CHENNAI: Twenty eighteen has so far been a chastening year for most of the players in Indian hockey.
Reputations have been ruined, a promise has been stalled and performances have been ridiculed by all and sundry.
However, one guy — a boy, really — continues to excel at the world stage: 18-year-old Vivek Sagar Prasad.
The diminutive midfielder who made his senior debut only in January further enhanced his standing with his showing at this Youth Olympic Games. Skippering the side in hockey 5s, Prasad was the fulcrum as the Boys In Blue returned with a fine silver.
The Madhya Pradesh teenager, who has already joined the ongoing senior team camp in Bhubaneswar, is happy that the team managed to win a gong. But the disappointment of losing to Malaysia in the final was evident in his voice. “There was no set target as such,” he told Express.
“Obviously, you want to win gold and that’s what we had set out to do. But we wanted to take it match by match. Gold would have been nice, but a silver isn’t too shabby.”
Prasad, who is likely to be in the scheme of things for the World Cup as long as he stays fit, made his international bow under Sjoerd Marijne. How did he find the transition when Harendra Singh, a coach he has played under at the junior level, took over? “Both of them have guided me a lot. I did learn a lot about the field from both. Both coaches are similar in the way they set the team up, but they differ when it comes to explaining their tactics and structure.”
The lessons he’s learnt can be seen from the way he approaches games. When he first came into the side at the Invitational 4 Nations Tournament in New Zealand, talent was there, but he was very raw.Over the last 10 months, Prasad’s experience has already started to show.
“I think I have already improved as a player (compared to this time last year). I have bettered my skills. I have more experience. I now know how to carry myself on and off the field.”

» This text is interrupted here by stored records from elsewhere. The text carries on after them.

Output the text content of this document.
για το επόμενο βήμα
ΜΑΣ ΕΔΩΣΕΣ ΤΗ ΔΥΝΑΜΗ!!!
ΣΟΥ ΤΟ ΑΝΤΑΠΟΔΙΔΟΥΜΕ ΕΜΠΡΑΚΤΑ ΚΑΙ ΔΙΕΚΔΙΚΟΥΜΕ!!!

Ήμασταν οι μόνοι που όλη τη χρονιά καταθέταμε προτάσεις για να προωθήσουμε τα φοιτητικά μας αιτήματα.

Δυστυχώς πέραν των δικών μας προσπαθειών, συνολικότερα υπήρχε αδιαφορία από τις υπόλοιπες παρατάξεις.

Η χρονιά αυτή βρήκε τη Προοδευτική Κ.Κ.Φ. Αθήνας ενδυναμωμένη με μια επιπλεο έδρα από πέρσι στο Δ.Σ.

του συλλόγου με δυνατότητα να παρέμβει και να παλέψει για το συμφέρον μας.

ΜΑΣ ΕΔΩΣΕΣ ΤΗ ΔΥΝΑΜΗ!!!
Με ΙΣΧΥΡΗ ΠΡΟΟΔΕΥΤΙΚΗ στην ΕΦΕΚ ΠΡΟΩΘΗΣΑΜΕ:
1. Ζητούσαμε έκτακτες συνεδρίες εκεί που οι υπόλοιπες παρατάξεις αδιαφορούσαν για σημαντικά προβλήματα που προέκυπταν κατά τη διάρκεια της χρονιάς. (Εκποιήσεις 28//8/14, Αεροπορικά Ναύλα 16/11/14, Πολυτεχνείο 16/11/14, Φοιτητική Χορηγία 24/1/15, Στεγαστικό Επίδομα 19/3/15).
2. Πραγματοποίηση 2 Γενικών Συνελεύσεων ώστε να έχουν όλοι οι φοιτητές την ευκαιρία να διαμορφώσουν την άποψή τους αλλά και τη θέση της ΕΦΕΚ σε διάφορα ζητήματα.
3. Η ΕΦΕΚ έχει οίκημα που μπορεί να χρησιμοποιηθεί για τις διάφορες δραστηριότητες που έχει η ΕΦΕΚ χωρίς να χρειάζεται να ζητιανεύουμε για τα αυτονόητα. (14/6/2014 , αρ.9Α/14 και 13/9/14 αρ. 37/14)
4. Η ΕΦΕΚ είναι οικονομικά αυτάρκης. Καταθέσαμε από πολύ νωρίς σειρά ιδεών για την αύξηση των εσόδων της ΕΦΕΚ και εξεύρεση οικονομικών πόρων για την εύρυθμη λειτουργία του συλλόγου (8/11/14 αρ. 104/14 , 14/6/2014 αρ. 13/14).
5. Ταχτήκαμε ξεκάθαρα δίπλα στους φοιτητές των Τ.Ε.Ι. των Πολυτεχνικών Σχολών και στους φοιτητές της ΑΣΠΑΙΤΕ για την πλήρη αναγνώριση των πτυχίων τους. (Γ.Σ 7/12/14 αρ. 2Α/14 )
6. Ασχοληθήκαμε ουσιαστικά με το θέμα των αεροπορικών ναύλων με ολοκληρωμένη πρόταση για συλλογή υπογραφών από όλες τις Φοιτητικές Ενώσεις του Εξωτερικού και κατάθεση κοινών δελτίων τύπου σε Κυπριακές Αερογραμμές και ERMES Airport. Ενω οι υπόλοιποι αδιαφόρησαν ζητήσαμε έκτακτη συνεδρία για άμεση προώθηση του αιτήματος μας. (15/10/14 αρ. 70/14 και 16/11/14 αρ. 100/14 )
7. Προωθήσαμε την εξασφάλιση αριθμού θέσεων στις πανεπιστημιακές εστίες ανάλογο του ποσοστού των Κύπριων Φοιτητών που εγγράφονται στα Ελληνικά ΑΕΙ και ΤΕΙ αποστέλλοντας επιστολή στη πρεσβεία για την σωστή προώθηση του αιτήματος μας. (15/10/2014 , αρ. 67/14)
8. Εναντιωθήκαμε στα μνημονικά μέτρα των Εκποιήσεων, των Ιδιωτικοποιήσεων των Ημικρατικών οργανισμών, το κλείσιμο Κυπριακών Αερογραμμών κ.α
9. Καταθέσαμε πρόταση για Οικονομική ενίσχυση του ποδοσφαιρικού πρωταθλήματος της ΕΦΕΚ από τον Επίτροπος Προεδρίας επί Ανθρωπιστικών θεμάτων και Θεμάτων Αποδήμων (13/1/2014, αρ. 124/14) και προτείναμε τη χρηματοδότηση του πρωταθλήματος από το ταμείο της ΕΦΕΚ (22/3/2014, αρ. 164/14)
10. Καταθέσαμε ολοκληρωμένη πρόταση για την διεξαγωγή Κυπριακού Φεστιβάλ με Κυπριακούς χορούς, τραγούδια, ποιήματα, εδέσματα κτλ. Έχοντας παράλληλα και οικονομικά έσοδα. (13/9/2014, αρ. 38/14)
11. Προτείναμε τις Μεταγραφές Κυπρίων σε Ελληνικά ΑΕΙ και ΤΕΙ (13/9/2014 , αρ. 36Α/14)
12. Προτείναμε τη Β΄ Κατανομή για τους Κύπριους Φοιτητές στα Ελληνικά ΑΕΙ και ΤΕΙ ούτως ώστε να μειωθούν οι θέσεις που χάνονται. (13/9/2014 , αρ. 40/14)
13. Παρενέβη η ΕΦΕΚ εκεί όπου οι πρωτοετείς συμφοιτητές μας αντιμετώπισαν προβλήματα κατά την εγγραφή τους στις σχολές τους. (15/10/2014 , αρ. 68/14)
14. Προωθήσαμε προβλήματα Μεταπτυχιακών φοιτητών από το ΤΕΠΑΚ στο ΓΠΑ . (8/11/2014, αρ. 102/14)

With the World Cup a month or so away, most players will be fretting about their place in the side. But not the unassuming Prasad, who says he doesn’t even feel the pressure.
“I don’t think I have any pressure of being dropped. I am confident that if I continue to work hard, I will be in the team. The pressure I feel comes from my want to constantly learn and grow in the team.”
On the evidence of the last 10 months, Prasad needn’t worry too much.